I recommend that argument be dropped. Now.
Rick
Well Rick, If the woman is single, go to town! If married, her husband should at least be consulted......and if you noticed, I did say...."ultimately, the decision is the womans".
and works the same way if us men are married and want the V. In my case, my wife said "do it", I cow-toe'd myself down to the doctors Office.........:D
 
mrjimboalaska:
Well Rick, If the woman is single, go to town! If married, her husband should at least be consulted......

That should be between the husband and the wife and as far as doctors and lawyers are concerned its the woman's body. If a wife doesn't want to consult her husband about it, that's her call and she'll reap whatever the effects are on her marriage.
 
lamont:
That should be between the husband and the wife and as far as doctors and lawyers are concerned its the woman's body. If a wife doesn't want to consult her husband about it, that's her call and she'll reap whatever the effects are on her marriage.

Does the doctor also have a responsibility for their mental health and wellbeing when dealing with an elective surgery? If in their opinion of the doc, the decision being considered may be rash or has consiquences that the patient may have not considered, would it not be their duty to slow down the process to give time for second thoughts?

To put it another way, (for the most part) any woman going in to get her tubes tied will be dealing with a unique life changing decision while the doc may have delt with 50+ of these procedures and could be viewing the decision from a more detached perspective.

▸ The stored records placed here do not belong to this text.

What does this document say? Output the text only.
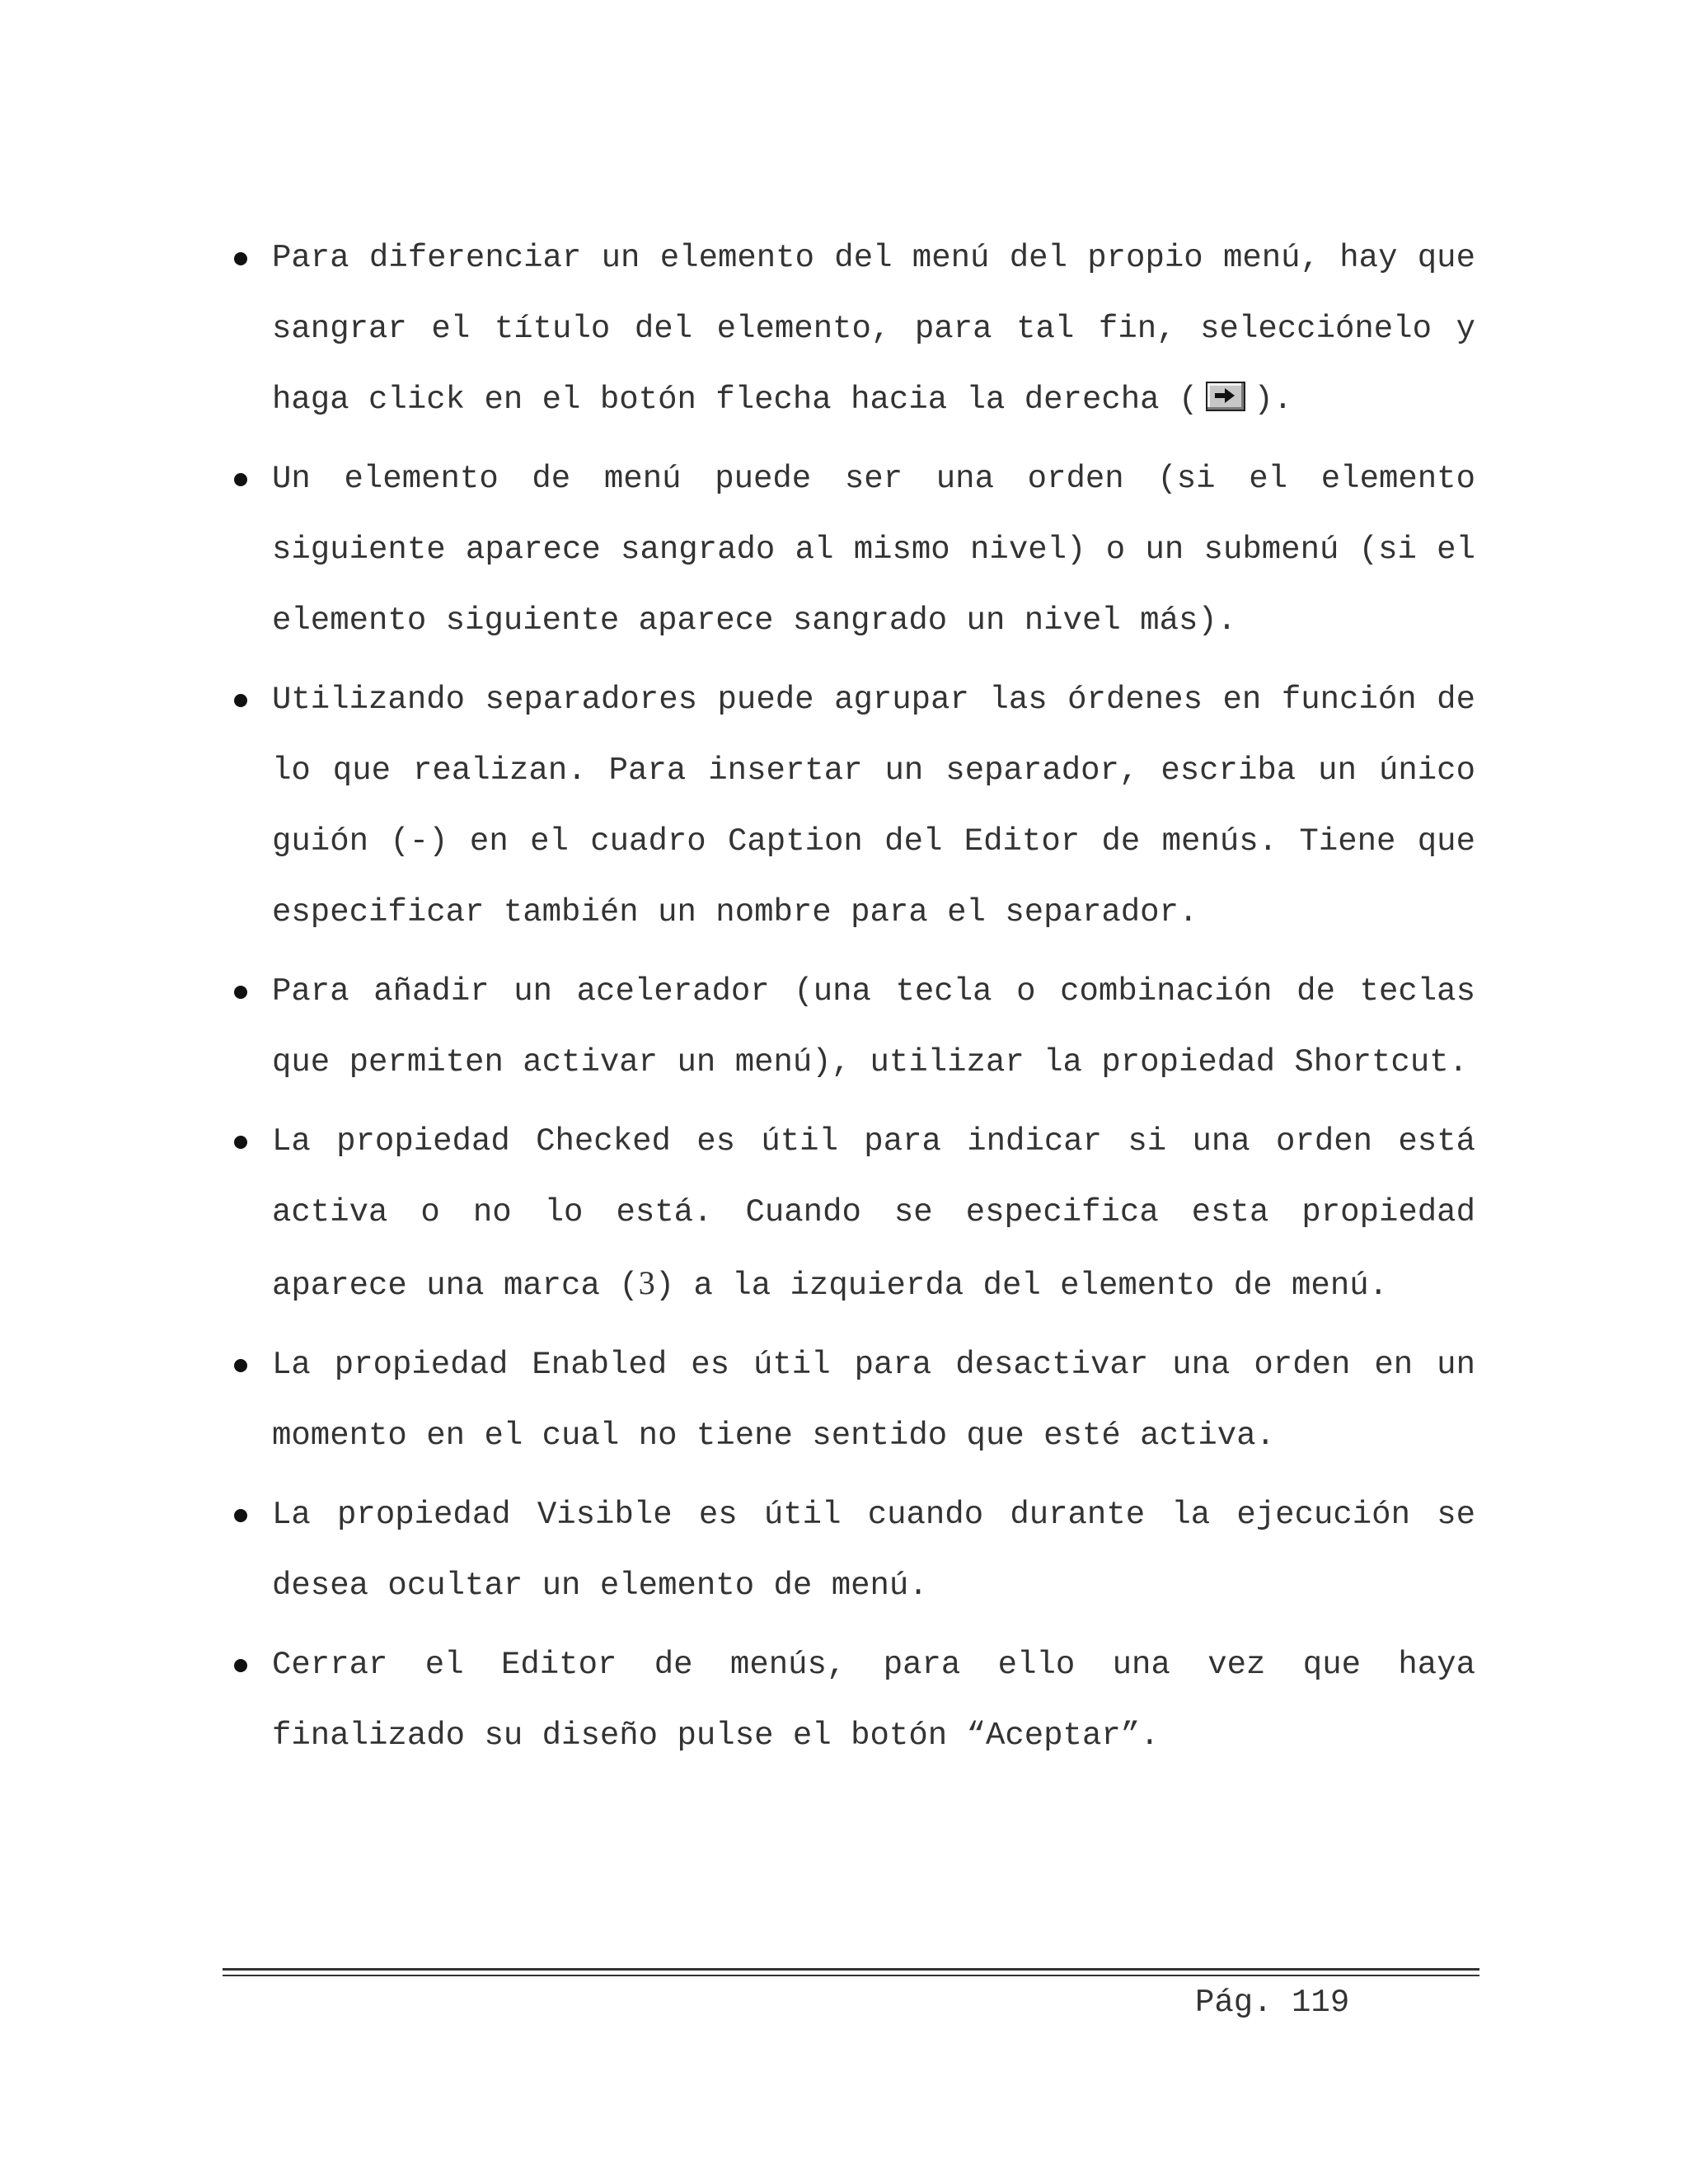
Para diferenciar un elemento del menú del propio menú, hay que sangrar el título del elemento, para tal fin, selecciónelo y haga click en el botón flecha hacia la derecha ( ).
Un elemento de menú puede ser una orden (si el elemento siguiente aparece sangrado al mismo nivel) o un submenú (si el elemento siguiente aparece sangrado un nivel más).
Utilizando separadores puede agrupar las órdenes en función de lo que realizan. Para insertar un separador, escriba un único guión (-) en el cuadro Caption del Editor de menús. Tiene que especificar también un nombre para el separador.
Para añadir un acelerador (una tecla o combinación de teclas que permiten activar un menú), utilizar la propiedad Shortcut.
La propiedad Checked es útil para indicar si una orden está activa o no lo está. Cuando se especifica esta propiedad aparece una marca (3) a la izquierda del elemento de menú.
La propiedad Enabled es útil para desactivar una orden en un momento en el cual no tiene sentido que esté activa.
La propiedad Visible es útil cuando durante la ejecución se desea ocultar un elemento de menú.
Cerrar el Editor de menús, para ello una vez que haya finalizado su diseño pulse el botón “Aceptar”.
Pág. 119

I think sometimes we view doctors like we view going through a fast food drive through. "Damn it I want fries, I ordered fries, now give them to me. chop chop! Plus you cost to much. Mcdoctos down the street will do it for cheaper"
 
I worked in the psych field for about 15 years, and also worked for insurance companies....they are asking for a psych eval. Many times they are requested prior to major medical procedures that are voluntary, risky, life-altering, etc... (like gastric bypass)

I've heard of it with voluntary sterilization, especially if the couple is young or the kids they have are all the same gender. Don't know if it is illegal, but it may be a pre-requisite for insurance authorization to pay, if nothing else. That way they can't go back and say they were uninformed, acting on impulse, or that she was suffering from post-partum depression and made a rash decision that they want reversed.....and want the insurance to pay for it. It may be a requirement for liability insurance on the part of the doctor and/or hospital. Most people think of it as a low risk procedure since the body parts are all still there, but there are still some potential serious issues (lack of blood to the ovaries can cause serious problems-my best friend suffers from exactly that). They want to be sure the person is capable of grasping them, and is able to give what is called "informed consent" to the treatment or procedure.